Cette faiblesse de l’ingénierie entraîne un décalage entre les ambitions politiques locales et la réalité opérationnelle. Même lorsqu’un foncier semble disponible, sa transformation demande un niveau de préparation et de sécurisation que les élus ne peuvent assurer seuls. Les intervenants ont insisté sur la nécessité d’un renforcement massif de l’accompagnement de l’État, non pour reprendre la main, mais pour permettre aux communes de franchir les étapes techniques avec davantage de sérénité et de rapidité.
Le foncier public, une ressource sous-utilisée qui pourrait accélérer les projets
Le débat a également souligné l’importance du foncier détenu par l’État et ses opérateurs. Les maires estiment que la mobilisation de ce patrimoine public pourrait constituer un levier décisif pour accélérer les projets, notamment dans les zones tendues ou dans les petites villes qui cherchent à relancer leur attractivité. Pourtant, les procédures de cession ou de valorisation du foncier public restent souvent longues et peu lisibles. Les collectivités regrettent des évaluations parfois déconnectées du marché local ou des délais incompatibles avec les calendriers d’aménagement.

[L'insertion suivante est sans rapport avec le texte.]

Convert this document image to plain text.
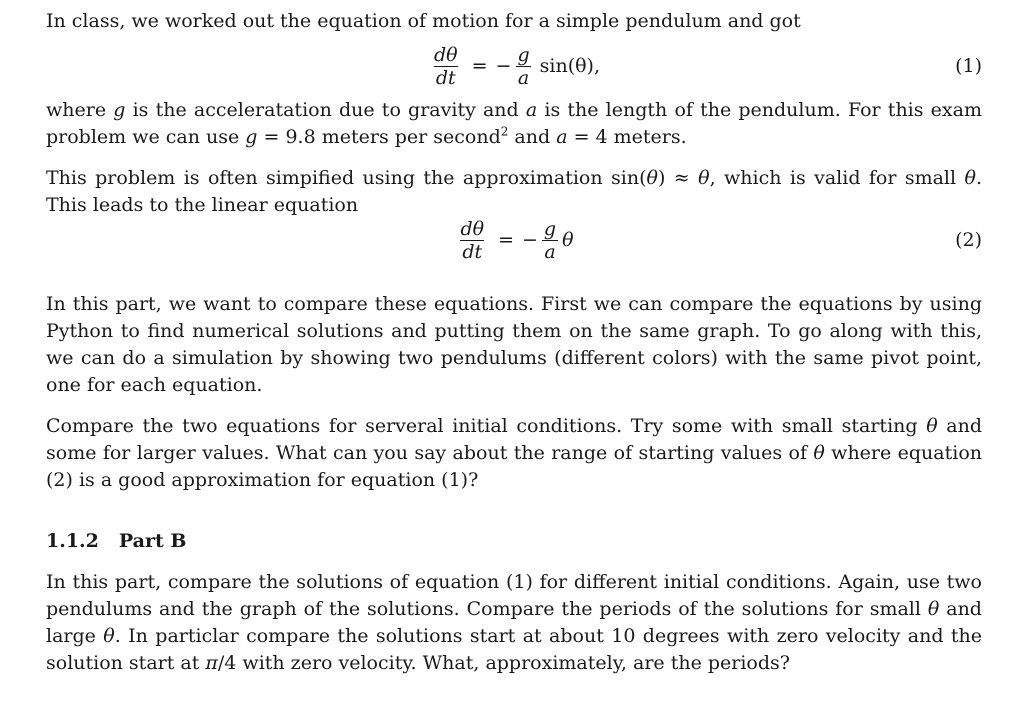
In class, we worked out the equation of motion for a simple pendulum and got

$\frac{d\theta}{dt}$ = − $\frac{g}{a} \sin(\theta)$,	(1)

where g is the acceleratation due to gravity and a is the length of the pendulum. For this exam problem we can use g = 9.8 meters per second$^2$ and a = 4 meters.

This problem is often simpified using the approximation sin(θ) ≈ θ, which is valid for small θ. This leads to the linear equation

$\frac{d\theta}{dt}$ = − $\frac{g}{a}$ θ	(2)

In this part, we want to compare these equations. First we can compare the equations by using Python to find numerical solutions and putting them on the same graph. To go along with this, we can do a simulation by showing two pendulums (different colors) with the same pivot point, one for each equation.

Compare the two equations for serveral initial conditions. Try some with small starting θ and some for larger values. What can you say about the range of starting values of θ where equation (2) is a good approximation for equation (1)?

1.1.2 Part B

In this part, compare the solutions of equation (1) for different initial conditions. Again, use two pendulums and the graph of the solutions. Compare the periods of the solutions for small θ and large θ. In particlar compare the solutions start at about 10 degrees with zero velocity and the solution start at π/4 with zero velocity. What, approximately, are the periods?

Cette situation conduit paradoxalement certains territoires à manquer de foncier disponible alors que des emprises publiques, parfois stratégiques, restent inoccupées. Les élus appellent donc à des accords-cadres plus souples, à des mécanismes de portage foncier partagés et à une meilleure coordination entre services de l’État et collectivités.
Vers une doctrine foncière plus claire au service des projets locaux
À travers cet atelier, une conviction a émergé avec force : la question foncière ne se résume pas à une contrainte environnementale ou réglementaire. Elle constitue le socle de toute politique locale. Pour atteindre les objectifs du ZAN, relancer la production de logements, revitaliser les centres-villes et préparer les transitions écologiques, les communes doivent disposer d’une doctrine claire, d’outils agiles et de délais adaptés.
Les maires ne contestent pas la nécessité de mieux protéger les sols. Ils demandent simplement des conditions réalistes pour transformer ce qui existe déjà, reconquérir les friches, réhabiliter les logements vacants ou adapter les tissus urbains. Le congrès a démontré que la bataille du foncier ne fait que commencer et qu’elle mobilisera, dans les mois à venir, autant la volonté politique que la capacité de l’État à accompagner réellement les collectivités.